The auditor looked at whether the organization’s board was set up properly and was doing key oversight jobs required by rules and contract terms.

“The purpose of this audit was to assess whether WOC’s board of directors was constituted, and performed various oversight functions, in a manner that was consistent with applicable regulations, contractual terms and conditions, and other guidance.”
Why it matters

This matters because private human-service nonprofits receive large amounts of public money, and their boards are supposed to help make sure those organizations are run properly.

“Each fiscal year, state agencies purchase more than $2 billion in services from private human-service organizations that are governed by boards of directors.”
What's in it for me?

For an ordinary citizen, the issue is accountability: public money went to this provider, and the auditor checked whether the board had basic controls over top leadership pay and performance.

“This audit was conducted as part of OSA’s ongoing efforts to audit human-service contract activity by state agencies and to promote accountability, transparency, and cost effectiveness in state contracting.”
The bottom line

The organization had one reported finding: the board lacked a documented annual review and formal pay vote for the executive director.

“The board of directors of Work Opportunity Center, Inc. (WOC) did not evaluate the executive director’s performance during the audit period or set his annual compensation with a formal board vote.”
What happens next

The auditor recommended that the board restart annual executive director reviews and vote formally each year on compensation; the board said it would resume that process in fiscal year 2016.

“The board will resume the process of conducting a formalized annual review of the executive director during fiscal year 2016.”
Why it's significant

Because the board did not document the review or vote, the auditor said there was no record proving the executive director’s performance was acceptable or that his pay was appropriate during the audit period.

“As a result, there is no documentation to substantiate that his performance during the audit period was acceptable or that the compensation he received during this period was appropriate.”
Jargon, unpacked

A “formal board vote” means the board must officially vote each year on the top executive’s pay after reviewing that person’s performance, instead of handling it informally.

“According to Section 11(a) of the Commonwealth Terms and Conditions for Human and Social Services, the board of directors must “annually review its executive director’s or other more senior manager’s performance and set that person’s compensation by formal vote.””

What the Auditor checked

What the Auditor found

Work Opportunity Center, Inc.'s board did not evaluate the executive director or formally vote on his compensation.
internal controlspayroll/timerecordkeeping/documentation

Why it matters: There was no documentation showing that the executive director's performance was acceptable or that his compensation was appropriate.

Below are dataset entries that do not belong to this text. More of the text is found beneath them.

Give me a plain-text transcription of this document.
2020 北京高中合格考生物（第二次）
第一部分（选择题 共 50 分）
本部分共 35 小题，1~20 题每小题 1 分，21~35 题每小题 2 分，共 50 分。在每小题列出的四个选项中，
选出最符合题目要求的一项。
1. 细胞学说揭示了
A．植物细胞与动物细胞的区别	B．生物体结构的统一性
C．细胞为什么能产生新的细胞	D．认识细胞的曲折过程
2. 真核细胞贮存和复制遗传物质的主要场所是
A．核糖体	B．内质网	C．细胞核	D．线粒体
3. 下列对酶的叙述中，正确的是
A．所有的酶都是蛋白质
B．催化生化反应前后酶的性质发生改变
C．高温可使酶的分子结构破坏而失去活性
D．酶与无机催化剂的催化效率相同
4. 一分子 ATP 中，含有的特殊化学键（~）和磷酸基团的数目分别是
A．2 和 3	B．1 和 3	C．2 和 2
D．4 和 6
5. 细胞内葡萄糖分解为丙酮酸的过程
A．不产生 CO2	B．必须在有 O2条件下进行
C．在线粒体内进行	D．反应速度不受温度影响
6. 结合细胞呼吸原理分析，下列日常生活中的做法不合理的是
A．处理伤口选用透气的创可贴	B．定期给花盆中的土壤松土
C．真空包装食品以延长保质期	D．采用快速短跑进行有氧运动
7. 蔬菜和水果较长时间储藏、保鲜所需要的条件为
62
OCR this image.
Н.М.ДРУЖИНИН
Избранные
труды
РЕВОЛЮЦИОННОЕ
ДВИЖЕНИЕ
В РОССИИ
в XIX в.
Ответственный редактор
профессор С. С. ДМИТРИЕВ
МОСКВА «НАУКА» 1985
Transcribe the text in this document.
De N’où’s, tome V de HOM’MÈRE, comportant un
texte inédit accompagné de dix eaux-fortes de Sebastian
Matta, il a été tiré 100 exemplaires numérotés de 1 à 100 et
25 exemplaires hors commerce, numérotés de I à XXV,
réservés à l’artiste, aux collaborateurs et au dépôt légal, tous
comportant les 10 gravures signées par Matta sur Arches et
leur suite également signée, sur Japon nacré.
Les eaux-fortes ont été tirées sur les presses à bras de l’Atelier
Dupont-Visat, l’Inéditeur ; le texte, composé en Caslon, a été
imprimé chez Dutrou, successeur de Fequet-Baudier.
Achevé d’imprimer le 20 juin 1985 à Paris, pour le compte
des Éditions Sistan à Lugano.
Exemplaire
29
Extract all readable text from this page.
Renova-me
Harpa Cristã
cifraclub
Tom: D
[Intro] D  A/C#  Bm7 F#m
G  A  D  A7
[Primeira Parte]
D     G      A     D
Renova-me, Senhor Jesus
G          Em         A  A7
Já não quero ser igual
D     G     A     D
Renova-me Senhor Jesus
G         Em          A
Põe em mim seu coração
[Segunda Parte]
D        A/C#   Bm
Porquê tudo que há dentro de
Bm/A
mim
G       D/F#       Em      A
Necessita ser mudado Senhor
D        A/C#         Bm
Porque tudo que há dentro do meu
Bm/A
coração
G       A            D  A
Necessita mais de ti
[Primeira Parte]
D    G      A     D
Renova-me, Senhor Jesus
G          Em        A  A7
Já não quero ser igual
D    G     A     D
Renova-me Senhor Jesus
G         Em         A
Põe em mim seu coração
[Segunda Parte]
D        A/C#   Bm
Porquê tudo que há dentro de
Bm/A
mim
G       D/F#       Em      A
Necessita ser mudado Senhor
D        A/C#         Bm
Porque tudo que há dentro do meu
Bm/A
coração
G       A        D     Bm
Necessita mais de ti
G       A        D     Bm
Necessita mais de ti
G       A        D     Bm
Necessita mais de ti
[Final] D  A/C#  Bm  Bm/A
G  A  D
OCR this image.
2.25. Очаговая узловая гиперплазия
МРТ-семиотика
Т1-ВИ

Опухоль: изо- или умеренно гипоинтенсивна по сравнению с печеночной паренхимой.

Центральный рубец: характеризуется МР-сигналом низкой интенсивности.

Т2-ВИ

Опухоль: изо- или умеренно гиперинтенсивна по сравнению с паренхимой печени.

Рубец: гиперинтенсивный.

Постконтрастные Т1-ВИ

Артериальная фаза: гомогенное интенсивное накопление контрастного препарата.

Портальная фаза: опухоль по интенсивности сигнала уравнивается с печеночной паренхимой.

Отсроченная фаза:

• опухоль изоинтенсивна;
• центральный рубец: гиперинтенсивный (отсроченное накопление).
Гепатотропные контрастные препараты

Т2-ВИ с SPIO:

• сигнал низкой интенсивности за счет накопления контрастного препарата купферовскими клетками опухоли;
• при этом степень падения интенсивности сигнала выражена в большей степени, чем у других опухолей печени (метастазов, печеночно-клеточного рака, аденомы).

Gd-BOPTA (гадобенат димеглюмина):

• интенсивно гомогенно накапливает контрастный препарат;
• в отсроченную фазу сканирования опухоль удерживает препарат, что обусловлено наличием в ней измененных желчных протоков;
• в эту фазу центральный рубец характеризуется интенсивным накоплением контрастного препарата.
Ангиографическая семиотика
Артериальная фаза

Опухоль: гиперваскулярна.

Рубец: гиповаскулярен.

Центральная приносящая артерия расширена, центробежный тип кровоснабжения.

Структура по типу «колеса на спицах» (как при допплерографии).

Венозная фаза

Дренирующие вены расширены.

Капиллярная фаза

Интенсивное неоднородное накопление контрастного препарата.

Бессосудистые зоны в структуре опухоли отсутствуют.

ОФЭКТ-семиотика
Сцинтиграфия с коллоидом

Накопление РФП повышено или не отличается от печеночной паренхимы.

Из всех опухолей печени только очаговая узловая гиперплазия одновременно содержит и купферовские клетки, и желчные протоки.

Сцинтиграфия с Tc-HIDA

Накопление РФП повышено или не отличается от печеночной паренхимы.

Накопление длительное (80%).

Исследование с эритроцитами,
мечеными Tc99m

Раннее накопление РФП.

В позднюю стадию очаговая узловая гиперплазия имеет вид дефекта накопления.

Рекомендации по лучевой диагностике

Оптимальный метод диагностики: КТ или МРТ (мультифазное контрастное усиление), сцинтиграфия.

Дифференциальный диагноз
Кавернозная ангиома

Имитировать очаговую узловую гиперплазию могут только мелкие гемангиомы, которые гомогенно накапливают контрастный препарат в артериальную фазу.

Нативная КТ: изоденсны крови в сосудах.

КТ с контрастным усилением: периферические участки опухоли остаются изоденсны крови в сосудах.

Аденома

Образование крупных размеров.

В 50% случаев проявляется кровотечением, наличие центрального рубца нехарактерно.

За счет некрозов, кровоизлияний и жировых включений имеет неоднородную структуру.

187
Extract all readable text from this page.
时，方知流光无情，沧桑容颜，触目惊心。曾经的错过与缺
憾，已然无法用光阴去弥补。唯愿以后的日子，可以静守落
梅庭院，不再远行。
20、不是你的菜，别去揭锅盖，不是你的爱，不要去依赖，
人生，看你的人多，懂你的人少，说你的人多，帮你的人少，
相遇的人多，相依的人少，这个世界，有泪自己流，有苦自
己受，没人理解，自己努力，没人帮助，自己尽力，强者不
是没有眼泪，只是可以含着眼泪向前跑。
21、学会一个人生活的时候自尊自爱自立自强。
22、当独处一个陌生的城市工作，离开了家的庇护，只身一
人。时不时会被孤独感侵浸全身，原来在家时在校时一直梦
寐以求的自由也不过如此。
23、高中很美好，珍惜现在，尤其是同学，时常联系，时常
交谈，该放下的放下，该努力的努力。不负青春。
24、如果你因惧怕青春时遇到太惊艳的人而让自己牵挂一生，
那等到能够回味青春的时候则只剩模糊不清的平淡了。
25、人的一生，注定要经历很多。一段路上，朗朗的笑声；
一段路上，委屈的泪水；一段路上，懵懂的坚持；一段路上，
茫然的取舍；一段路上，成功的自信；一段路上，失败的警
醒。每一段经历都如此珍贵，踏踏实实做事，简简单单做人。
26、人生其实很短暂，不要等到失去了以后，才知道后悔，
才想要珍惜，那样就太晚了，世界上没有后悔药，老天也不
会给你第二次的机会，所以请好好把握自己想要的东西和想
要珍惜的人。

Standard: Section 11(a) of the Commonwealth Terms and Conditions for Human and Social Services requires the board to annually review the executive director's performance and set compensation by formal vote. ( Section 11(a) of the Commonwealth Terms and Conditions for Human and Social Services )

1 recommendation
  • WOC’s board of directors should resume the practice of annually reviewing the executive director’s performance and should set his or her compensation annually with a formal board vote.agency: agreed
Agency response & Auditor reply
Agency: "The board will resume the process of conducting a formalized annual review of the executive director during fiscal year 2016."